For peptide researchers, the monitoring program is the leading indicator. If a novel peptide starts showing up in athlete biological samples and the research literature suggests performance-enhancing potential, it will likely be added to the prohibited list within one to two annual update cycles.
The 2026 Updates
The 2026 list, approved by WADA's Executive Committee on September 11, 2025, added further clarifications and examples within the S2 category. New GH analogs (lonapegsomatropin, somapacitan, somatrogon) were explicitly named, reflecting their recent clinical approvals. The examples lists for GHRPs and GHS were also expanded to reduce ambiguity.
The monitoring program (substances WADA tracks but has not yet banned) continues to evaluate emerging compounds. This is where newer peptides may appear before being formally prohibited.

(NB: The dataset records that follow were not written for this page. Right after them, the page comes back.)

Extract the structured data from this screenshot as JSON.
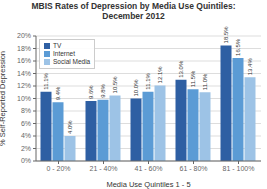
{
  "chart_data": {
    "type": "bar",
    "title": "MBIS Rates of Depression by Media Use Quintiles:\nDecember 2012",
    "xlabel": "Media Use Quintiles 1 - 5",
    "ylabel": "% Self-Reported Depression",
    "categories": [
      "0 - 20%",
      "21 - 40%",
      "41 - 60%",
      "61 - 80%",
      "81 - 100%"
    ],
    "series": [
      {
        "name": "TV",
        "color": "#2E5FA3",
        "values": [
          11.1,
          9.6,
          10.0,
          13.0,
          18.5
        ],
        "value_labels": [
          "11.1%",
          "9.6%",
          "10.0%",
          "13.0%",
          "18.5%"
        ]
      },
      {
        "name": "Internet",
        "color": "#5B9BD5",
        "values": [
          9.4,
          9.8,
          11.1,
          11.5,
          16.5
        ],
        "value_labels": [
          "9.4%",
          "9.8%",
          "11.1%",
          "11.5%",
          "16.5%"
        ]
      },
      {
        "name": "Social Media",
        "color": "#9DC3E6",
        "values": [
          4.0,
          10.5,
          12.1,
          11.0,
          13.4
        ],
        "value_labels": [
          "4.0%",
          "10.5%",
          "12.1%",
          "11.0%",
          "13.4%"
        ]
      }
    ],
    "ylim": [
      0,
      20
    ],
    "yticks": [
      {
        "value": 0,
        "label": "0%"
      },
      {
        "value": 2,
        "label": "2%"
      },
      {
        "value": 4,
        "label": "4%"
      },
      {
        "value": 6,
        "label": "6%"
      },
      {
        "value": 8,
        "label": "8%"
      },
      {
        "value": 10,
        "label": "10%"
      },
      {
        "value": 12,
        "label": "12%"
      },
      {
        "value": 14,
        "label": "14%"
      },
      {
        "value": 16,
        "label": "16%"
      },
      {
        "value": 18,
        "label": "18%"
      },
      {
        "value": 20,
        "label": "20%"
      }
    ],
    "grid": true,
    "legend": "upper left",
    "data_labels": true
  }
}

The practical implication for athletes is straightforward: if a peptide affects growth hormone, red blood cell production, testosterone, or tissue repair, assume it is banned. The "e.g." language throughout S2 means WADA does not need to name a substance specifically to prohibit it. The burden falls on the athlete to verify that any substance they use is not covered by the category-level prohibitions, regardless of whether it appears on a named list. Anti-doping violations carry strict liability: an athlete is responsible for what is in their body, regardless of intent, knowledge, or how the substance got there.
The Bottom Line
WADA's 2026 Prohibited List bans dozens of peptides and peptide-adjacent substances under category S2, including all forms of EPO, growth hormone, GH secretagogues (MK-677, ipamorelin, GHRP-2, GHRP-6, hexarelin), GnRH agonists in males, insulin, and growth factors including TB-500. BPC-157 is not named but is widely interpreted as prohibited under catch-all language. GLP-1 agonists remain permitted. Detection relies on mass spectrometry and biomarker approaches, with short detection windows being the primary challenge for peptide-specific testing.